Há trinta e tantos anos (ena, que já falo como os velhos!) achava-me eu no papel de jornalista a fazer perguntas do tipo que se fazem nesta quadra para o jornal Notícias de Setúbal, onde trabalhava nas horas que me sobravam das idas à universidade. Tinha que ajudar a pagar a renda da casa (era baixíssima – para mais, dividida por seis – mas também o que se ganhava até moralmente era baixo), já que a comida nunca eu soube bem como nos aparecia. Estava-se nos fins da ditadura, em plena Primavera marcelista, e gozava-se já de umas leves liberdades. Valia-nos isso. Não suspeitávamos sequer que a dita estava a expirar, mas ao menos havia no ar sinais da caquexia do regime e uns certos atrevimentos de expressão chegavam mesmo a ser impunemente tolerados. Ao preparar o número da passagem do ano, telefonei a um deputado do partido único, a Acção Nacional Popular, a perguntar-lhe quais as suas aspirações para o novo ano de 1971. Respondeu-me: “Pão mais farto para toda a gente”. Aticei-o: O quê?! O senhor deputado disse: “Pau mais forte para toda a gente?”

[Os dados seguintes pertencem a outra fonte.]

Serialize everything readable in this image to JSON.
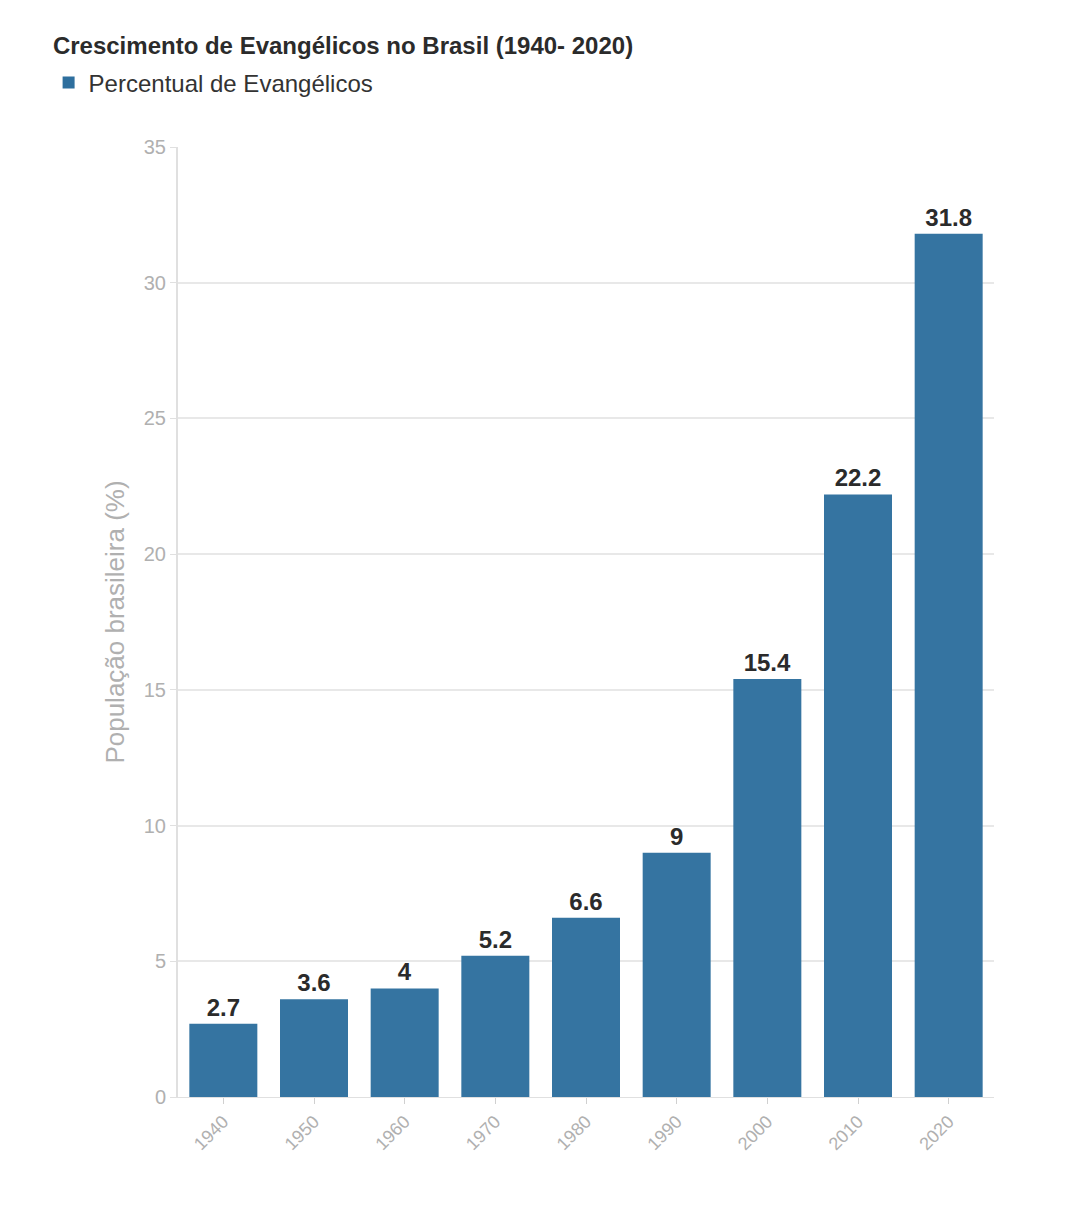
{
  "chart_data": {
    "type": "bar",
    "title": "Crescimento de Evangélicos no Brasil (1940- 2020)",
    "y_label": "População brasileira (%)",
    "categories": [
      "1940",
      "1950",
      "1960",
      "1970",
      "1980",
      "1990",
      "2000",
      "2010",
      "2020"
    ],
    "series": [
      {
        "name": "Percentual de Evangélicos",
        "color": "#2e6f9e",
        "values": [
          2.7,
          3.6,
          4,
          5.2,
          6.6,
          9,
          15.4,
          22.2,
          31.8
        ]
      }
    ],
    "ylim": [
      0,
      35
    ],
    "yticks": [
      0,
      5,
      10,
      15,
      20,
      25,
      30,
      35
    ],
    "grid": true,
    "legend": "top-left",
    "data_labels": true
  }
}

Nesse tempo, o nosso maior desejo colectivo era a liberdade política. Hoje, que a temos no Ocidente quanta se queira, as preocupações começam a ser outras. A segurança é agora uma das principais. Aqui nos States, ela deu a vitória a George W. Bush. No entanto, como por ironia, eu volto a pedir ainda hoje o que então pedia o deputado da Acção Nacional Popular, ex-União Nacional: “Pão mais farto para toda a gente”. Se há um fenómeno preocupante na sociedade americana é a crescente desigualdade sócio-económica entre as classes. Os Estados Unidos são gradualmente menos a sociedade igualitária do passado. Cada vez mais o fosso se alarga entre a camada de cima e a de baixo da sua pirâmide social. Cá no meu entender, isso traz mais instabilidade do que o terrorismo. George Bush tem diferentes convicções e identifica as raízes do mal noutros lados. À escala mundial, porém, o problema é incomparavelmente pior. E sem sinais de melhoria.

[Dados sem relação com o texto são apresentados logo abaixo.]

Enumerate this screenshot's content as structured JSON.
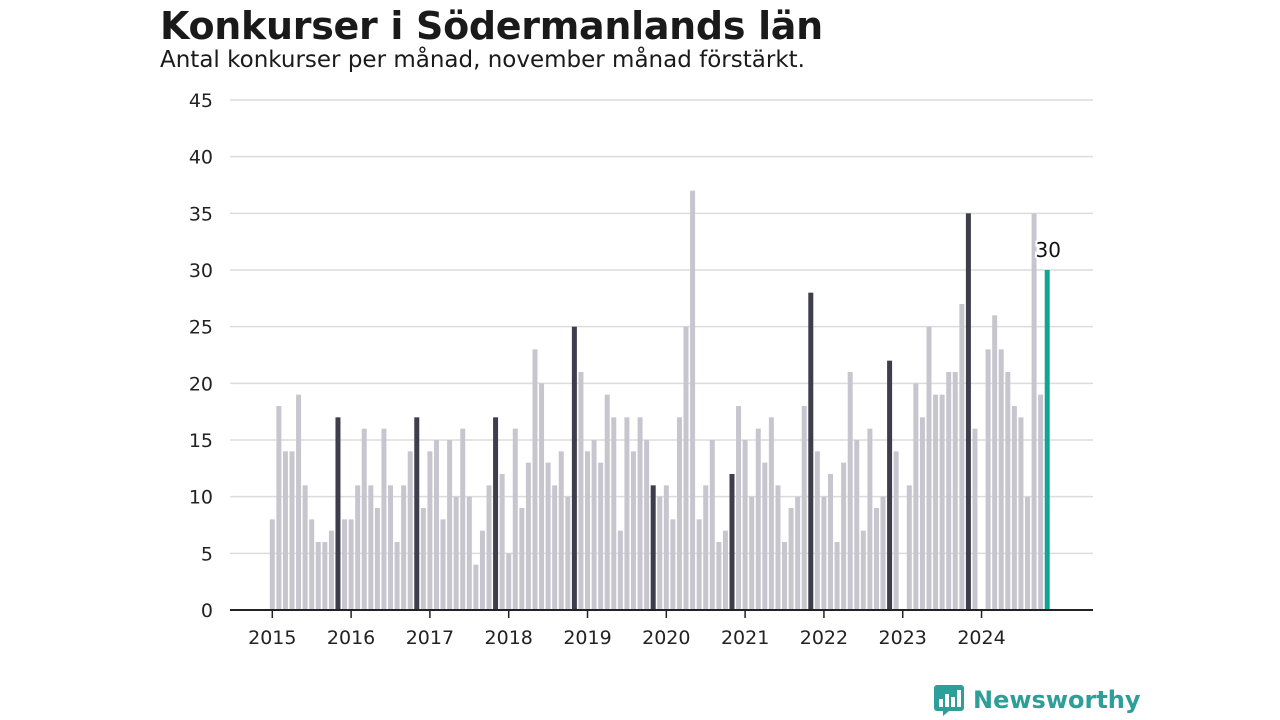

Para estas bandas, portanto, os meus votos são de que se acorde a tempo de se pôr cobro a essa tendência crescente, portadora de consequências graves para o tipo de sociedade que os Estados Unidos sempre ambicionaram ser. Para aí, para os meus patrícios que, após a Primavera marcelista, passaram pelo maior surto de melhoria de vida da história portuguesa, com naus chegando da Índia europeia carregadas de bombons, os votos são de que se lembrem de que as especiarias da India um dia estancaram e por isso se precavenham, de modo a não regressarem às velhas tradições de desequilíbrio social a que na pátria nos habituámos durante séculos.
* * *
Quanto ao segundo pedido, sera importante começar pelo próprio pedido, que me chegou via e-mail:
Onésimo,
próximo nº da revista, próximo ou imediatamente a seguir ao Natal, com base no consumo contemporâneo (pode ter e não ter a ver com a época em questão ou pode ser uma abordagem sobre a mesma ou como esta se moldou aos novos tempos):
excesso
obesidade
individualismo
materialismo
hedonismo
o cartão de crédito
a prestação no banco
mass media e TV
colestrol
futilidade
vazio
…
prazos? o quanto antes.
abraço.
A.
A minha resposta:
Caro A.:
O EXCESSO de pedidos de artigos de colaboração faz-me aumentar a OBESIDADE por me prolongar a falta de exercício físico. Sob o risco de parecer INDIVIDUALISMO da minha parte, eu, que nunca fui dado a MATERIALISMOs, nem dialéticos nem económicos, confesso-lhe que julgo merecer hoje um cheirinho de HEDONISMO fazendo um breve intervalozito na escrita e sentando-me à lareira a ler um pouco. Hoje aqui é feriado, dia de Thanksgiving.
Vou, por isso, resistir ao complexo de culpa. Fiquem então vocês aí com o CARTÃO DE CRÉDITO e eu funcionarei como um BANCO a que poderão continuar a recorrer pontualmente. Claro que serei eu a pagar a minha PRESTAÇÃO enviando um artiguito só se, e quando, puder.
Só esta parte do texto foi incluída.